Kozhikode (Kerala): Accusing opposition parties for propagating a “distorted definition” of secularism, Prime Minister Narendra Modi on Sunday invoked Jan Sangh ideologue Deendayal Upadhyaya to say that Muslims should not be treated as mere tools to garner votes nor neglected but should be treated as “own”.
Addressing the National Council meet, he vowed his commitment to his call for “Sabka Saath, Sabka Vikas” and also pitched for electoral reforms by advocating simultaneous elections of the Lok Sabha and the state assemblies.
“At a time when ‘vikrat paribhasha (distorted definition)’ of secularism is being propagated in the country and even patriotism is cursed, what should be the way to see towards Muslims?” Modi asked and recalled that long back, Upadhyaya, founding father of the Jan Sangh — the predecessor of the BJP — had said that Muslims should not be mere tools to garner votes nor neglected.
“Don’t reward nor rebuke Muslims but refine them. They are not items of vote market nor are they substance of hate. Treat them as your own,” Modi quoted Upadhyaya as saying.
“It is in this context, we have launched our developmental programmes based on the spirit of Sabka Saath, Sabka Vikas,” Modi said, adding this was not a mere slogan for his government but a commitment.
“When we talk of this idea, we talk about the last man standing in the queue… we need to empower them socially and economically. The union government is moving ahead with the vision and will now much be focussed towards it.”
Modi also stressed the need for creating an alternate politics as advocated by Upadhyaya who had always suggested that no section of people should be left neglected or considered as tools to garner votes.
“We have always tried to uphold his principles and today we again pledge ourselves to rededicate for the cause of such inclusive development,” he said.
He said it was high time we extended a helping hand to the last man — the poorest man in each corner of the country.

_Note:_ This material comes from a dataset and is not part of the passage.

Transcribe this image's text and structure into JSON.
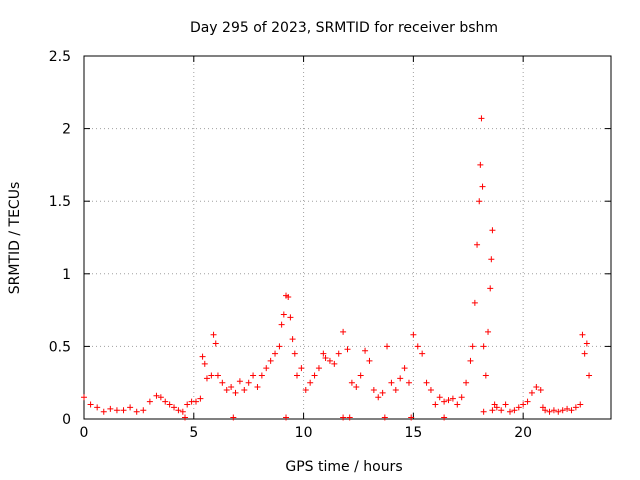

Reissuing his call for electoral reforms, Modi said it was imperative to strengthen democracy.
“I think this is time to bring about electoral reforms. In the centenary year of Pandit Deendayal Upadhyaya, we can organise seminars across the country on electoral reforms,” he said.
“At least we should start brainstorming the issue, and we will see what amrit (nectar) will come out of this churning,” he said.
“To strengthen the roots of democracy, we will have to bring about electoral reforms, we will have to add a few new things, have to delete a few obsolete things from the electoral procedures,” he said.
He said that even members from other political parties have been asking him to bring about electoral reforms, but it would be better if changes emerged after thorough brainstorming.
This was at least the third time in as many months that the Prime Minister has called for electoral reforms.
Modi also announced that India will ratify the 21st Conference of Parties (CoP) protocol on combating climate change on the occasion of Mahatma Gandhi’s birth anniversary on October 2.
“Now the time has come to ratify the COP21 protocol. India will do it on Gandhi Jayanti on October 2,” he said, noting Gandhi lived his life with a minimum “Carbon footprint”.
It was also on October 2 last year that India had submitted its action plan, called the ‘Intended Nationally Determined Contribution’, to the United Nations Framework Convention on Climate Change (UNFCCC), which eventually led to a deal at COP 21 in Paris in December 2015.
Earlier, paying tributes to Upadhyaya, the Prime Minister asked if politicians today can change Indian politics by following his ideals.
“Through our thinking and conduct, can we change people’s perception towards politicians? Can we become symbols of the ideals of Pandit Deendayal?” Modi said, adding that Upadhyaya gave the mantra that the Indian politics should be rooted in Indian culture.